Photo Marc Lemonnier

Comment avais-je pu passer tant de fois à proximité sans la voir ? Question de lumière, probablement. A 19 heures le soleil, déjà bas, dardait ses rayons dorés presque à l’horizontale. Cette incidence rasante mettait en valeur les moindres reliefs, rendant visible ce qui ne l’aurait pas été plus tôt en journée.

J’avais sous les yeux une « Patte de poulet » comme les appelle ma voisine, petite empreinte gracile à trois doigts, si différente des énormes empreintes de TRex ou de diplodocus que le grand public associe généralement aux dinosaures ! Je la reconnus instantanément : elle ressemblait comme une soeur à celles que les touristes viennent admirer sur le Castelas de Saint-Laurent-de-Trèves, identifiées dans les années cinquante. Depuis cette époque, des dizaines d’autres sites ont été découverts en vallée du Tarnon et aux alentours, à tel point que le secteur des Grands Causses, dont fait partie la « can » (le plateau) de Saint-Laurent-de-Trèves, est connu des paléontologues du monde entier comme un immense « méta site ».

Trouvaille modeste donc, que cette empreinte unique d’une espèce probablement déjà connue et abondante. Sophie, à laquelle je montrai fièrement ma trouvaille, le comprit instantanément : après avoir approuvé avec bienveillance, elle s’en retourna vers ses amoureux à pieds et chapeaux.

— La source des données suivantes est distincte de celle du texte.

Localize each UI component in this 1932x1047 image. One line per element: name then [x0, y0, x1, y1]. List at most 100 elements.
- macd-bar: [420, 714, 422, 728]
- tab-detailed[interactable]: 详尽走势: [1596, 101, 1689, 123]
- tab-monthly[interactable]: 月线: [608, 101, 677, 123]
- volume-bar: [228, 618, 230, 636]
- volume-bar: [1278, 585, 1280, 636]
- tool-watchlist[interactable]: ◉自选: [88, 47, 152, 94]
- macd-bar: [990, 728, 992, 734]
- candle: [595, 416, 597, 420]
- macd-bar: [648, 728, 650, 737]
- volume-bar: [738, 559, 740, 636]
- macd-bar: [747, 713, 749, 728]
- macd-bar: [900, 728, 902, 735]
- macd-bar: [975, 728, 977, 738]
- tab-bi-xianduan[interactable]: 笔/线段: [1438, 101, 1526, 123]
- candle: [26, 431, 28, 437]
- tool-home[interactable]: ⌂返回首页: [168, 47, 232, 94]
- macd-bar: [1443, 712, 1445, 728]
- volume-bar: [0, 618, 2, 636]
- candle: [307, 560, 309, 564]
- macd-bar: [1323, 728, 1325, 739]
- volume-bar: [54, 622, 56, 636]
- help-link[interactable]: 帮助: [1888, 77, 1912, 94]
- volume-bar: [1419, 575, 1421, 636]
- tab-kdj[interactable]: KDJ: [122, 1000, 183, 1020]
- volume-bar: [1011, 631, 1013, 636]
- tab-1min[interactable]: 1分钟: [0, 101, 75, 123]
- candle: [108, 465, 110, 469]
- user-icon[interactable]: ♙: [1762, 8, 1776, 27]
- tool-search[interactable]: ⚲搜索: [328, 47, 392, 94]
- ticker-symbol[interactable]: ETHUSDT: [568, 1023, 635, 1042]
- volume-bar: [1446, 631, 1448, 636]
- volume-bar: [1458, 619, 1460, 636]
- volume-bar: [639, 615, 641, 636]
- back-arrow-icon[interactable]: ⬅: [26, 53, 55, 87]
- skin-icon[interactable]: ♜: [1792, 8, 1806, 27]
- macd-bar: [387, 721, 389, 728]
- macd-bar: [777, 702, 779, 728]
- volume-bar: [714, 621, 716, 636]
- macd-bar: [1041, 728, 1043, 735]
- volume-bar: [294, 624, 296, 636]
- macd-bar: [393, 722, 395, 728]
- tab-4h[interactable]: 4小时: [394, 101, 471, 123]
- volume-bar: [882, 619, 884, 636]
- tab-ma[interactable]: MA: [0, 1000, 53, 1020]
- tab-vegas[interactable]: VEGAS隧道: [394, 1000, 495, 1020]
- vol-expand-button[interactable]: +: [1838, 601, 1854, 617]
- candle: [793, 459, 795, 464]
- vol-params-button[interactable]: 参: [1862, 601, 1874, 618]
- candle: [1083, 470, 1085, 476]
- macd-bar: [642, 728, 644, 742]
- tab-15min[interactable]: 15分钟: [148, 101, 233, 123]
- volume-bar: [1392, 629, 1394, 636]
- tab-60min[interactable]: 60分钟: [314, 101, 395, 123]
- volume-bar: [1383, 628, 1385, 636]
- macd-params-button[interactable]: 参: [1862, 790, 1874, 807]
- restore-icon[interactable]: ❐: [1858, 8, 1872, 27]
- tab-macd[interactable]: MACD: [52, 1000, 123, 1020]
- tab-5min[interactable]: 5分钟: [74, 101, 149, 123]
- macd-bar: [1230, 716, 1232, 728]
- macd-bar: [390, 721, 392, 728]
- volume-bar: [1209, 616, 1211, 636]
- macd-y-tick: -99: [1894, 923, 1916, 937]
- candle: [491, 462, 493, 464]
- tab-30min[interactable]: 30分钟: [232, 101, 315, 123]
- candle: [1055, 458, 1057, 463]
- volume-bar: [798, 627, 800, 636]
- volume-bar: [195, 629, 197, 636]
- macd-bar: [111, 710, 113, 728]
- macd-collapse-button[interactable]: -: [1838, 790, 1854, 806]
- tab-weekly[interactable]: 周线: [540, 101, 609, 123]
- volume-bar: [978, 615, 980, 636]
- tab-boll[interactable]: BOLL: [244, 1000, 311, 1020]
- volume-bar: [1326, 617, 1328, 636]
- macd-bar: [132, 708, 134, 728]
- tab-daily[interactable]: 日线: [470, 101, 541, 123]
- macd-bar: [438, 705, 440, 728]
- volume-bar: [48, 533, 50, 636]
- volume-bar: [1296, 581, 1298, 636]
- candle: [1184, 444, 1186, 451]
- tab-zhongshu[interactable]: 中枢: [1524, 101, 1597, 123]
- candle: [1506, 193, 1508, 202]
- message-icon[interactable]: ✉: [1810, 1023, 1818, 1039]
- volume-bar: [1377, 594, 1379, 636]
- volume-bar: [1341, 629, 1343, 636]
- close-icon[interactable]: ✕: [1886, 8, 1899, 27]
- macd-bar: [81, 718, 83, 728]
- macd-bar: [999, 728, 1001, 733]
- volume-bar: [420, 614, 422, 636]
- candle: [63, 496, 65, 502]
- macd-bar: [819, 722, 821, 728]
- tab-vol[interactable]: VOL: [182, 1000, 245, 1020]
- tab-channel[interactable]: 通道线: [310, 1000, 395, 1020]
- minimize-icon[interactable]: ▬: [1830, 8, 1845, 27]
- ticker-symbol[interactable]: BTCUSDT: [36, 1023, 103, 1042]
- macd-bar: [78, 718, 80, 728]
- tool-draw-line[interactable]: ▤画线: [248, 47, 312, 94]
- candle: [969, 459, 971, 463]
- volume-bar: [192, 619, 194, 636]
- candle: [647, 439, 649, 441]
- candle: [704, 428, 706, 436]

Malgré tout, la configuration du site semblait intéressante. Dans les années 60, un vieil habitant du Mazel, hameau situé à deux kilomètres à vol d’oiseau, sur le versant opposé de la vallée du Tarnon, avait lui aussi découvert une unique empreinte sur un rebord de rocher émergeant de l’herbe. Une fouille menée en 2018 avait permis de mettre au jour une soixantaine d’empreintes supplémentaires.

Photo Marc Lemonnier

Et pourquoi pas ici ? Des centaines d’empreintes ? Des espèces encore inconnues ? La machine à fantasmes était en train de se mettre en route. Pour rationaliser un peu, j’avais besoin des lumières d’un spécialiste. Il était facile à trouver : dans notre minuscule département est né l’un des Dieux français des empreintes de dinosaures !

Années 90

Le petit Jean-David a une passion : les dinos. Peut-être la sortie du film « Jurassic Park », en 1993, y a t-elle contribué, comme pour des milliers d’enfants de par le monde ? La différence, c’est qu’autour du causse Méjean où il vit, ces drôles de bestioles ont laissé des traces : dès 9 ans, il observe ses premières empreintes fossiles sur le site de Saint-Laurent-de-Trèves. Le voilà ferré pour la vie. Ado, dès qu’il le peut il enfourche le vélo, et bientôt la mob’, pour parcourir la Lozère à la recherche de nouvelles empreintes. Armé d’une carte géologique, il repère les affleurements des couches connues pour en héberger et les prospecte méthodiquement. Les découvertes sont au rendez-vous, mais la quête est immense, et le jeune homme est bien seul. Les clubs de paléontologie les plus proches, à Alès ou Millau, sont beaucoup trop éloignés. Heureusement, la classe de seconde au lycée Chaptal, lieu de brassage intense de la jeunesse lozérienne, lui permet de rassembler une petite équipe de potes, bientôt aussi passionnés que lui. En 2005, pour donner de la visibilité et des moyens à leur quête, ils créent l’Association Paléontologique des Hauts Plateaux du Languedoc (APHPL). Le BAC, raté cette année là, a peut-être fait les frais de l’aventure, mais c’est pour la bonne cause : dès l’année suivante, diplôme finalement en poche, Jean-David s’engage résolument dans la voie de la paléontologie professionnelle. A partir de la maîtrise, il mène son cursus à Dijon pour se rapprocher de l’unique spécialiste français des empreintes de dinosaures ! Mais il ne perd pas le nord (ou plutôt le sud) et propose à son mentor de mener ses premiers travaux de recherche sur les empreintes des grands causses. Requête acceptée !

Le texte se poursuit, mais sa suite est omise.